A l’heure actuelle, aucun pays européen n’est parvenu à faire reculer le trafic de drogue.

Comment les mafias et les organisations criminelles travaillant pour elles infiltrent-elles l’économie?

Les méthodes de blanchiment peuvent être extrêmement variées. Il peut s’agir de circuits hypercomplexes qui passent par les places offshores au moyen de sociétés écrans et avec l’aide de banques se montrant complaisantes. L’argent sale peut aussi être réinjecté directement dans l’économie, via des salaires versés à la main d’œuvre ou des pots-de-vin. Il peut également être investi dans des entreprises afin que celles-ci déclarent fictivement l’argent sale. Ce que qu’on appelle du blanchiment de basse intensité, qui touche des agents en bout de chaîne. Des restaurateurs ou des coiffeurs, par exemple.
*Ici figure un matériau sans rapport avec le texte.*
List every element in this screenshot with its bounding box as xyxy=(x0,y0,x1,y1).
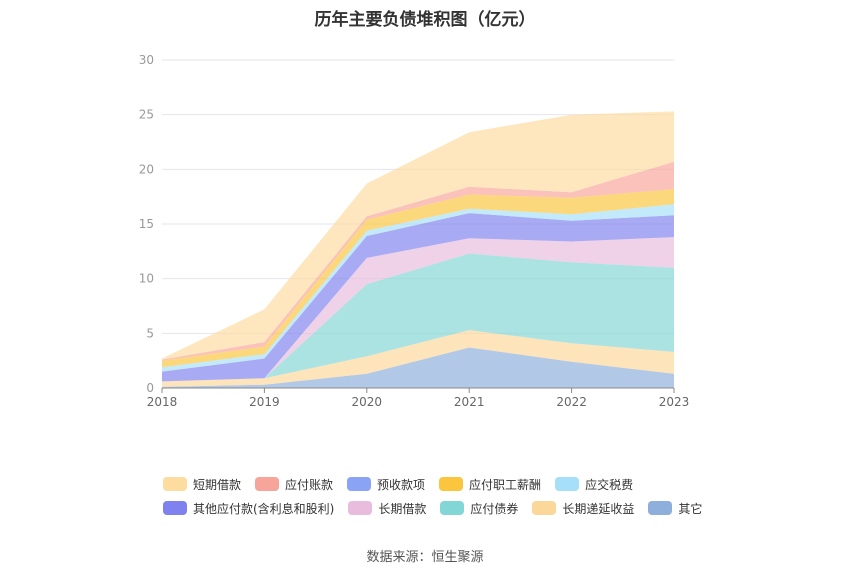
y-tick-label: 20 xyxy=(139,162,154,176)
y-tick-label: 5 xyxy=(146,326,154,340)
data-source: 数据来源：恒生聚源 xyxy=(366,550,484,565)
area-series-6 xyxy=(162,189,674,368)
legend-item[interactable]: 应付职工薪酬 xyxy=(439,476,541,493)
y-tick-label: 10 xyxy=(139,272,154,286)
x-tick-label: 2020 xyxy=(352,395,383,409)
x-tick-label: 2018 xyxy=(147,395,178,409)
legend-label: 长期借款 xyxy=(378,501,427,516)
legend-row-2: 其他应付款(含利息和股利) 长期借款 应付债券 长期递延收益 其它 xyxy=(163,496,723,520)
legend-swatch xyxy=(163,501,187,515)
legend-item[interactable]: 短期借款 xyxy=(163,476,241,493)
legend-swatch xyxy=(648,501,673,515)
legend-swatch xyxy=(348,501,373,515)
legend-label: 应付账款 xyxy=(285,477,334,492)
legend-item[interactable]: 其它 xyxy=(648,500,702,517)
area-series-4 xyxy=(162,213,674,382)
legend-label: 其它 xyxy=(678,501,703,516)
area-series-2 xyxy=(162,253,674,382)
legend-swatch xyxy=(163,477,187,491)
y-tick-label: 25 xyxy=(139,108,154,122)
x-tick-label: 2019 xyxy=(249,395,280,409)
legend-item[interactable]: 长期借款 xyxy=(348,500,426,517)
legend-label: 预收款项 xyxy=(377,477,426,492)
area-series-8 xyxy=(162,161,674,361)
legend-label: 长期递延收益 xyxy=(562,501,635,516)
legend-item[interactable]: 其他应付款(含利息和股利) xyxy=(163,500,334,517)
legend-item[interactable]: 应付债券 xyxy=(440,500,518,517)
legend-label: 短期借款 xyxy=(193,477,242,492)
chart-legend: 短期借款 应付账款 预收款项 应付职工薪酬 应交税费 其他应付款(含利息和股利) 长期借款… xyxy=(163,472,723,520)
y-tick-label: 0 xyxy=(146,381,154,395)
legend-swatch xyxy=(532,501,557,515)
area-series-3 xyxy=(162,237,674,382)
legend-swatch xyxy=(555,477,580,491)
area-series-9 xyxy=(162,111,674,360)
legend-label: 应付职工薪酬 xyxy=(469,477,542,492)
legend-swatch xyxy=(347,477,372,491)
legend-swatch xyxy=(439,477,464,491)
x-tick-label: 2023 xyxy=(659,395,690,409)
chart-title: 历年主要负债堆积图（亿元） xyxy=(314,10,536,30)
legend-item[interactable]: 长期递延收益 xyxy=(532,500,634,517)
legend-item[interactable]: 应付账款 xyxy=(255,476,333,493)
legend-row-1: 短期借款 应付账款 预收款项 应付职工薪酬 应交税费 xyxy=(163,472,723,496)
y-tick-label: 15 xyxy=(139,217,154,231)
x-tick-label: 2021 xyxy=(454,395,485,409)
legend-label: 应付债券 xyxy=(470,501,519,516)
legend-item[interactable]: 应交税费 xyxy=(555,476,633,493)
y-tick-label: 30 xyxy=(139,53,154,67)
legend-swatch xyxy=(440,501,465,515)
area-series-0 xyxy=(162,347,674,388)
legend-item[interactable]: 预收款项 xyxy=(347,476,425,493)
area-series-1 xyxy=(162,330,674,387)
legend-swatch xyxy=(255,477,280,491)
x-tick-label: 2022 xyxy=(556,395,587,409)
legend-label: 应交税费 xyxy=(585,477,634,492)
legend-label: 其他应付款(含利息和股利) xyxy=(193,501,335,516)
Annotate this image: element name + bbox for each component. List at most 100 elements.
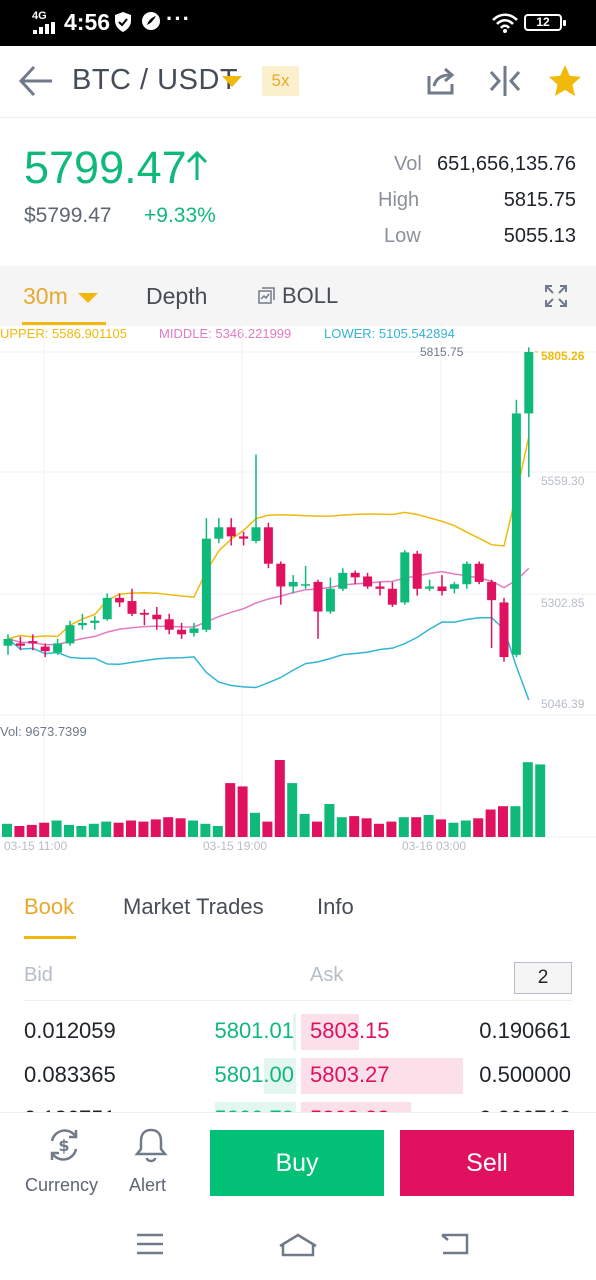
indicator-icon[interactable] [258,287,275,304]
candle-body [449,584,459,589]
fullscreen-icon[interactable] [545,285,567,307]
candle-body [90,620,100,623]
status-bar: 4G 4:56 ··· 12 [0,0,596,46]
collapse-chart-icon[interactable] [488,66,522,96]
candlestick-chart[interactable] [0,326,596,856]
chart-canvas[interactable] [0,326,596,856]
volume-bar [262,821,273,837]
candle-body [127,601,137,614]
leverage-badge[interactable]: 5x [262,66,299,96]
low-label: Low [384,225,421,247]
bid-price: 5801.01 [214,1018,294,1043]
volume-bar [386,821,397,837]
volume-bar [522,762,533,837]
bid-quantity: 0.083365 [24,1062,116,1087]
indicator-selector[interactable]: BOLL [282,283,339,308]
candle-body [102,597,112,620]
candle-body [115,597,125,603]
candle-body [437,586,447,592]
app-notification-icon [142,12,160,30]
interval-dropdown-caret-icon[interactable] [78,293,98,304]
high-label: High [378,189,420,211]
boll-lower-legend: LOWER: 5105.542894 [324,326,455,341]
alert-bell-icon[interactable] [134,1127,168,1163]
candle-body [400,552,410,603]
volume-bar [188,820,198,837]
volume-bar [101,821,112,837]
candle-body [3,638,13,646]
tab-depth[interactable]: Depth [146,283,208,309]
currency-label[interactable]: Currency [25,1175,99,1195]
candle-body [139,612,149,615]
volume-bar [436,819,446,837]
volume-bar [498,806,508,837]
order-book-row[interactable]: 0.012059 5801.01 5803.15 0.190661 [0,1014,596,1050]
depth-precision-selector[interactable]: 2 [514,962,572,994]
time-axis-label: 03-15 19:00 [203,839,268,853]
pair-dropdown-caret-icon[interactable] [222,76,242,88]
tab-info[interactable]: Info [317,894,354,919]
candle-body [387,588,397,605]
volume-bar [39,822,50,837]
volume-bar [163,817,174,837]
back-icon[interactable] [440,1232,470,1256]
network-type: 4G [32,10,47,22]
candle-body [425,586,435,589]
volume-bar [398,817,409,837]
volume-bar [349,816,360,837]
candle-body [15,643,25,646]
trading-pair-title[interactable]: BTC / USDT [72,64,239,96]
candle-body [77,622,87,626]
volume-bar [324,804,335,837]
volume-bar [26,824,37,837]
shield-icon [115,12,131,32]
current-price-tag: 5805.26 [541,349,585,363]
order-book-row[interactable]: 0.083365 5801.00 5803.27 0.500000 [0,1058,596,1094]
volume-bar [299,813,310,837]
volume-value-label: Vol: 9673.7399 [0,724,87,739]
volume-bar [336,817,347,837]
volume-value: 651,656,135.76 [436,153,576,175]
interval-selector[interactable]: 30m [23,283,68,309]
volume-bar [51,820,62,837]
bid-depth-bar [293,1014,296,1050]
volume-bar [361,818,372,837]
currency-icon[interactable]: $ [46,1127,82,1163]
alert-label[interactable]: Alert [129,1175,167,1195]
volume-bar [274,760,285,837]
candle-body [201,538,211,630]
interval-tab-underline [22,322,106,325]
candle-body [375,586,385,589]
tab-market-trades[interactable]: Market Trades [123,894,264,919]
volume-bar [212,826,223,837]
volume-bar [64,824,74,837]
volume-bar [200,823,211,837]
home-icon[interactable] [278,1232,318,1258]
clock: 4:56 [64,9,111,35]
bottom-action-bar: $ Currency Alert Buy Sell [0,1112,596,1210]
boll-lower-line [7,616,530,701]
buy-button[interactable]: Buy [210,1130,384,1196]
volume-bar [510,806,521,837]
boll-upper-line [7,436,530,640]
price-axis-label: 5559.30 [541,474,585,488]
ask-column-header: Ask [310,964,344,986]
bid-price: 5801.00 [214,1062,294,1087]
volume-bar [237,786,248,837]
sell-button[interactable]: Sell [400,1130,574,1196]
back-arrow-icon[interactable] [18,64,54,98]
high-marker-label: 5815.75 [420,345,464,359]
menu-icon[interactable] [136,1232,164,1256]
time-axis-label: 03-16 03:00 [402,839,467,853]
volume-bar [126,820,136,837]
share-icon[interactable] [426,64,456,96]
candle-body [53,643,63,653]
volume-bar [460,820,471,837]
tab-book[interactable]: Book [24,894,75,919]
favorite-star-icon[interactable] [548,64,582,98]
book-divider [24,1000,572,1001]
volume-bar [374,823,384,837]
fiat-price: $5799.47 [24,204,112,227]
bid-quantity: 0.012059 [24,1018,116,1043]
candle-body [350,572,360,578]
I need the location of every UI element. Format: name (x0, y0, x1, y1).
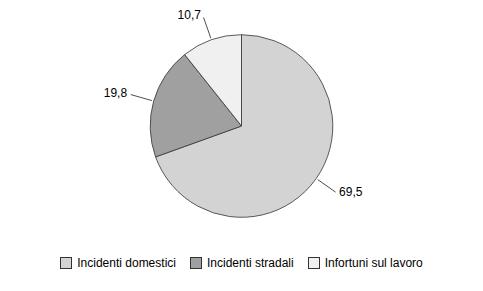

Les organisations criminelles plus puissantes et les mafias, quant à elles, investiront plutôt dans le but de contrôler, de conditionner l’économie légale. C’est nettement plus pernicieux. On est au-delà du blanchiment. Leurs cibles premières sont les entreprises liées aux bâtiments et aux travaux publics car elles permettent d’employer une large main-d’œuvre, souvent peu qualifiée. En distribuant les revenus, en créant de l’emploi, ces organisations se construisent une légitimité sociale. Et comme on touche à la sphère des marchés publics, on entre dans une logique de corruption. Des relations se nouent entre ces acteurs criminels et les représentants politiques. En Italie, dès qu’une personne est soupçonnée d’appartenir à une organisation mafieuse, elle fait l’objet d’une enquête patrimoniale. On appuie là où ça fait mal.

© belga imAge

La lutte contre la corruption est donc un axe capital de répression. Ceux qui la mènent dénoncent pourtant un manque constant de moyens…

Ce qui est visible est aussi ce qui choque le plus la population. La présence des dealers, le trafic en pleine rue… il est normal de vouloir mettre fin à ces situations. D’autant qu’il y existe une dimension symbolique, celle de l’Etat reprenant possession du territoire. Pour autant, il ne faut pas négliger ce qui est invisible. Ces ramifications qui se développent sur le long terme ne sont pas immédiatement perceptibles pour le citoyen. Pourtant, elles minent nos sociétés. C’est là qu’un basculement vers un narco-Etat devient possible.